A terrifying picture
Many years ago, when I was a middle schooler, my parents went to an exhibition of Raghu Rai's photographs. Raghu Rai is a celebrated photographer whose pictures often offer unique perspectives. You can call him the Ansel Adams of India.
When my parents came home, my dad said he had seen the most terrifying photograph ever. I thought it would be something from a horror movie, but the answer was an enigma - a photo of an elderly gentleman wearing insanely expensive clothes that showed repairs done using dirt-cheap materials. I was puzzled.
A decade later, my dad explained why it terrified him. The man's dress amply showed that he or his family had serious money at one point in time. The fact that he could afford to have it repaired only with cheap materials meant that he and his family had fallen on hard times. The reversal of fortune gave him nightmares.
Years later, I understood why the picture scared him. This image troubled him because he knew cousins who had squandered their inheritances. And he had seen colleagues heading towards a challenging retirement because they had barely saved anything. And, partly, he was afraid of his own situation, fearing that what he had banked wouldn't be enough. He frequently told me I had to stand on my own two feet because there was no financial cushion to fall back on.
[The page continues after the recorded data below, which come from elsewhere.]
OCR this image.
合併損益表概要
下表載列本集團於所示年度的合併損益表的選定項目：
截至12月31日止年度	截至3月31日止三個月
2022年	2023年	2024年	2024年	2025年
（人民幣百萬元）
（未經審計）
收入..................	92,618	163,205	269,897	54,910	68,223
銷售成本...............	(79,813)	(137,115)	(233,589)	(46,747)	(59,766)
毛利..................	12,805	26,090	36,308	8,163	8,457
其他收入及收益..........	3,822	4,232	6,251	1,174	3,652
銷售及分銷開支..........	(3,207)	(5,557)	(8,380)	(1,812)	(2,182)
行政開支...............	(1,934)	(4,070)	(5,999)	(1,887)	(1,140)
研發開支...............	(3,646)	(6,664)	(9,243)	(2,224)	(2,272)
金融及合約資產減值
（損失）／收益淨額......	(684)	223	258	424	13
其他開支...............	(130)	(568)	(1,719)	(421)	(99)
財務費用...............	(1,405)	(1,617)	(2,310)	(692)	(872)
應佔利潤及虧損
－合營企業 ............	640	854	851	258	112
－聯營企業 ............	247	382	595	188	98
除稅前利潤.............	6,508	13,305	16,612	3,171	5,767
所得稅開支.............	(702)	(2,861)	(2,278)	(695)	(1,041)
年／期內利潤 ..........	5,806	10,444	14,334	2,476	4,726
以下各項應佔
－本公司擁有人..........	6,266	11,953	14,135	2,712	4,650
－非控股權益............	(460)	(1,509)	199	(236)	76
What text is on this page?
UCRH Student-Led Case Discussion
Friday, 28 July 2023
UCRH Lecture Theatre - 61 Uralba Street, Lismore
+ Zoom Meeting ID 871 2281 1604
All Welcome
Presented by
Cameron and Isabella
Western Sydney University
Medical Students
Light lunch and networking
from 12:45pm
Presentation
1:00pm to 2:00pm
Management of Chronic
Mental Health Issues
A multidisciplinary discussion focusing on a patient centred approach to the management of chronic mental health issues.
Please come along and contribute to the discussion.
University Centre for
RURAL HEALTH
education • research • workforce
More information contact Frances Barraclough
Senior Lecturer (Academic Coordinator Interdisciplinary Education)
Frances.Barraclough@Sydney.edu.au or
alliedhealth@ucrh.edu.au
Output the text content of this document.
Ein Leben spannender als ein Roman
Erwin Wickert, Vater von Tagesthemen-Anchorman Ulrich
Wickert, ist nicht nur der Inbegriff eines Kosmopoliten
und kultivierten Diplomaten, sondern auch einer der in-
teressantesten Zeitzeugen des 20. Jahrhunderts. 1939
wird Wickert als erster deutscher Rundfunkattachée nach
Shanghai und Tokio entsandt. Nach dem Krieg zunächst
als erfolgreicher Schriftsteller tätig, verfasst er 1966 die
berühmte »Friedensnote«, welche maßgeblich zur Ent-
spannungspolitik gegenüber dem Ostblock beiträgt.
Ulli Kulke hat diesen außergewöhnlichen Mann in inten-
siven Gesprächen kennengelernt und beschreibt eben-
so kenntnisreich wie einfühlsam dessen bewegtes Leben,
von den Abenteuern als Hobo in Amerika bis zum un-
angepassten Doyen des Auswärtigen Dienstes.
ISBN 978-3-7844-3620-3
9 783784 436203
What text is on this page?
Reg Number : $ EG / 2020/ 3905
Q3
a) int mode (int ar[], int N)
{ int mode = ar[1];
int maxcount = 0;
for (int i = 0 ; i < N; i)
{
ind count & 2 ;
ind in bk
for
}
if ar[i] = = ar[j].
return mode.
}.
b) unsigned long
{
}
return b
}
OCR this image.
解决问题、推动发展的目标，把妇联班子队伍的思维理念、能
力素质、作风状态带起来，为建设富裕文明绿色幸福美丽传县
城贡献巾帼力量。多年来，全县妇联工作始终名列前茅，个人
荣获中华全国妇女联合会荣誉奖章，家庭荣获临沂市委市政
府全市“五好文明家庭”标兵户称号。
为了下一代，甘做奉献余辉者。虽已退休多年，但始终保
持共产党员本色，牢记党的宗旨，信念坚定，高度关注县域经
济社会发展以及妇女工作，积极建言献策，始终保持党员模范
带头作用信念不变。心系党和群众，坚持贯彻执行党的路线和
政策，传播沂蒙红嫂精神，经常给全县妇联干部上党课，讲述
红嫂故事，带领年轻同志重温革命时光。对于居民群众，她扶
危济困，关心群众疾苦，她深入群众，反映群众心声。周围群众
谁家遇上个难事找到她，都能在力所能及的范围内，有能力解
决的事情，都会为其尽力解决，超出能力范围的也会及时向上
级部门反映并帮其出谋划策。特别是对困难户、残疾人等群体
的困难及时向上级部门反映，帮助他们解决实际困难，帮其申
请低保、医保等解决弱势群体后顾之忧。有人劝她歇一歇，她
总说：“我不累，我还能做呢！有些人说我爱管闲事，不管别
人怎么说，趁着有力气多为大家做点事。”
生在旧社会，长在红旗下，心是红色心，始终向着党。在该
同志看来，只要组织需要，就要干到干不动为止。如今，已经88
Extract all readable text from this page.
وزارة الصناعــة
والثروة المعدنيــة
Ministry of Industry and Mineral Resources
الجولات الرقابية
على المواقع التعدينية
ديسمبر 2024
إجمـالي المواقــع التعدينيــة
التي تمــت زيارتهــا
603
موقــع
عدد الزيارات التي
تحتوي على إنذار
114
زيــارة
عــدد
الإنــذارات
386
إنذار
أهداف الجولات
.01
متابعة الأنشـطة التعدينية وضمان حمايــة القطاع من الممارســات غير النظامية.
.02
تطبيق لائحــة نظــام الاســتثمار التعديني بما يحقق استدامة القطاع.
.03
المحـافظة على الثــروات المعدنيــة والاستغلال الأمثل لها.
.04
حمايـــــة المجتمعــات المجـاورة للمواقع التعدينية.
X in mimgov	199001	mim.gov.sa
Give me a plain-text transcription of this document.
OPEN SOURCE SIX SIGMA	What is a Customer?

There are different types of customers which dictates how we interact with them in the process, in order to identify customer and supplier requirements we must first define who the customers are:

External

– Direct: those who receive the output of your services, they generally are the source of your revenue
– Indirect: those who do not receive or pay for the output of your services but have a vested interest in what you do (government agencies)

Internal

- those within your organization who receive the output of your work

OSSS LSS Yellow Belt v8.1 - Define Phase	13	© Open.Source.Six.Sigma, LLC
We know many software companies in the tech world that have gone from riches to oblivion. The dot-com bust obliterated many companies. Today, Yahoo is a shadow of its former self. I can rattle off so many websites that I have bookmarked but never go to because either the same information is available in a better form elsewhere or the website has ceased to exist. No matter how great a website may have been, one needs to improve continuously or be crushed under the wheels of progress.
As software engineers, we know the speed at which promising technologies become yesterday's news. Regardless of how trailblazing our products might be, many competitors are eager to beguile our customers and eat into our market share.